IVF is responsible for the millions of embryos sitting in frozen storage across the United States and the millions more that, despite the possibility of yielding a successful pregnancy, are destroyed during and after the procedure. ART such as preimplantation genetic diagnosis often yields incorrect results and leads to premature disposal of viable embryos. Similarly, embryo freezing reduces the chance of an embryo surviving.

Statistics and science say that fundamentally revamping what it means to be a family or even human harms both women and babies because it sidelines children’s natural right to their natural mother and father to accommodate the desires of adults. Yet it’s an ideal all ART procedures often promote or aid.

Further, business for the “reproduction for all” fertility industry is booming and winning over the hearts, minds, and pens of leftist legislators.

What Duckworth Gets Wrong About Rights

Duckworth and Co. tried and failed to get a unanimous consent vote on their “Right to Build Families Act” in 2022. They also threw their weight behind California Rep. Adam Schiff’s Equal Access to Reproductive Care Act with the hopes of subsidizing ART and commercial surrogacy through a tax break.

Now, more than one and a half years after the Supreme Court’s Dobbs v. Jackson decision, Democrats are reviving arguments that states will crack down on Big Fertility in hopes of jamming their legislation through Congress before the 2024 election.

Laws designed to hold the baby manufacturing market accountable remain largely nonexistent, save a few states that ban commercial surrogacy. Yet Duckworth, who conceived a child at 49 years old via IVF, complains that Republicans’ strong pro-life showing in state legislatures will “severely limit their residents’ right to access basic reproductive care—but also pushing proposals that would jeopardize access to IVF and other assisted reproductive technologies that millions of Americans need to start or grow their families.”

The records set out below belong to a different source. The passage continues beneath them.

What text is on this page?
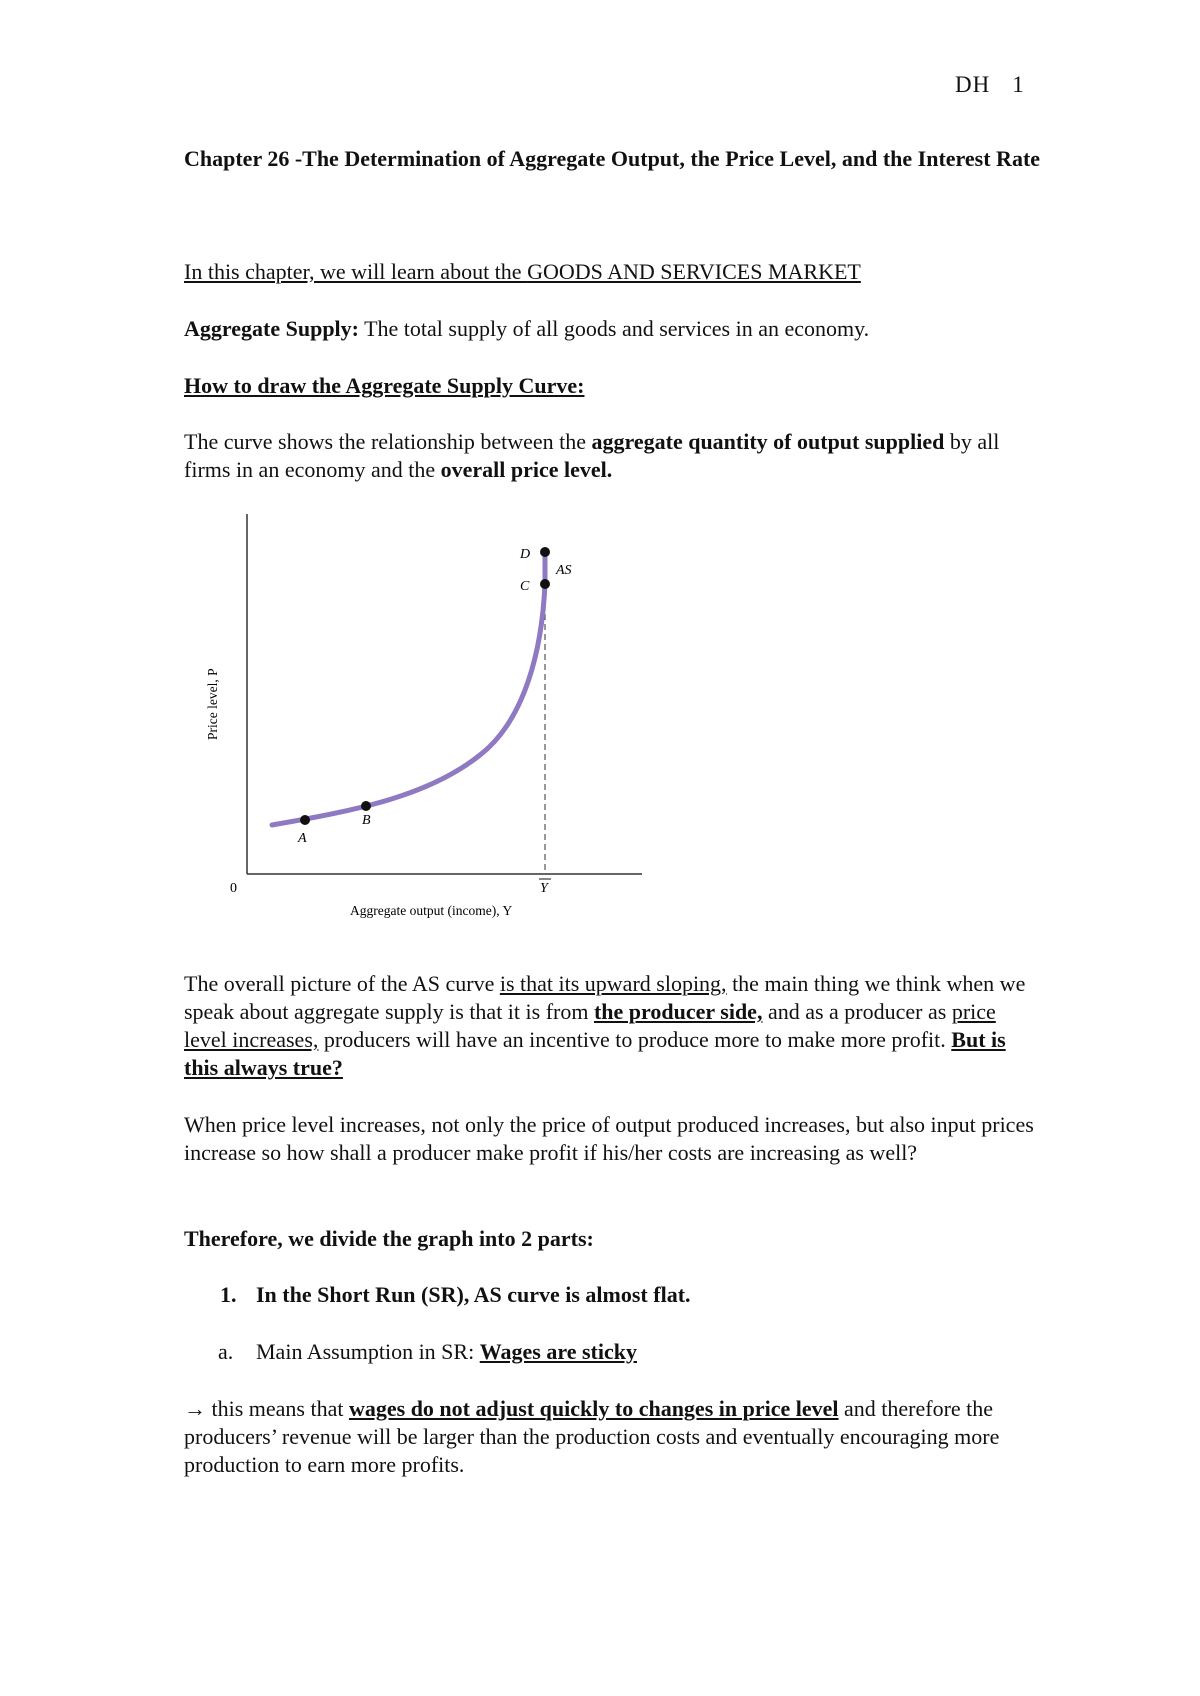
DH 1
Chapter 26 -The Determination of Aggregate Output, the Price Level, and the Interest Rate
In this chapter, we will learn about the GOODS AND SERVICES MARKET
Aggregate Supply: The total supply of all goods and services in an economy.
How to draw the Aggregate Supply Curve:
The curve shows the relationship between the aggregate quantity of output supplied by all firms in an economy and the overall price level.
A
B
C
D
AS
0	Y
Aggregate output (income), Y
Price level, P
The overall picture of the AS curve is that its upward sloping, the main thing we think when we speak about aggregate supply is that it is from the producer side, and as a producer as price level increases, producers will have an incentive to produce more to make more profit. But is this always true?
When price level increases, not only the price of output produced increases, but also input prices increase so how shall a producer make profit if his/her costs are increasing as well?
Therefore, we divide the graph into 2 parts:
1. In the Short Run (SR), AS curve is almost flat.
a. Main Assumption in SR: Wages are sticky
→ this means that wages do not adjust quickly to changes in price level and therefore the producers’ revenue will be larger than the production costs and eventually encouraging more production to earn more profits.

She insists “Access to IVF and other assisted reproductive technology is a right.” Murray similarly quips that “It’s hard to comprehend GOP attacks on technologies like IVF that help women have MORE children—until you remember: the bottom line for the anti-choice movement is & has always been about control.”

“Today, anything an adult really wants is conveniently framed as a ‘right,’” Them Before Us founder Katy Faust told The Federalist. “But there is no ‘right’ to artificially and commercially manufacture children in a laboratory, nor a ‘right’ to separate them from one or both biological parents, both of which this bill would facilitate.”

Outsourcing reproduction is no more a legal or human right than killing unborn babies. Unsurprisingly, the same women touting the AFBA are staunch supporters of abortion who voted in favor of legislation that would have codified ending life in the womb through all nine months of pregnancy.

The baby-making and baby-taking industries that Democrats support are both driven by adults’ selfish desires, not a child’s right to life.

No matter which way you slice it, Democrats’ latest ART legislation is not protecting women’s “rights.” They are protecting a global business that routinely exploits and profits off of the misfortunes of others.

“If you want to talk about legitimate rights, a child’s natural right to life and right to be known and loved by the two people responsible for [his or her] existence tops the list,” Faust continued. “Both child rights would be threatened by this legislation. Neither you, nor I, nor the government should be financially complicit in sacrificing the fundamental rights of children on the altar of adult wants.”

As interest in reproductive tech as a means to parenthood skyrockets, ART deserves oversight and regulation. That won’t be possible if Duckworth’s bill passes.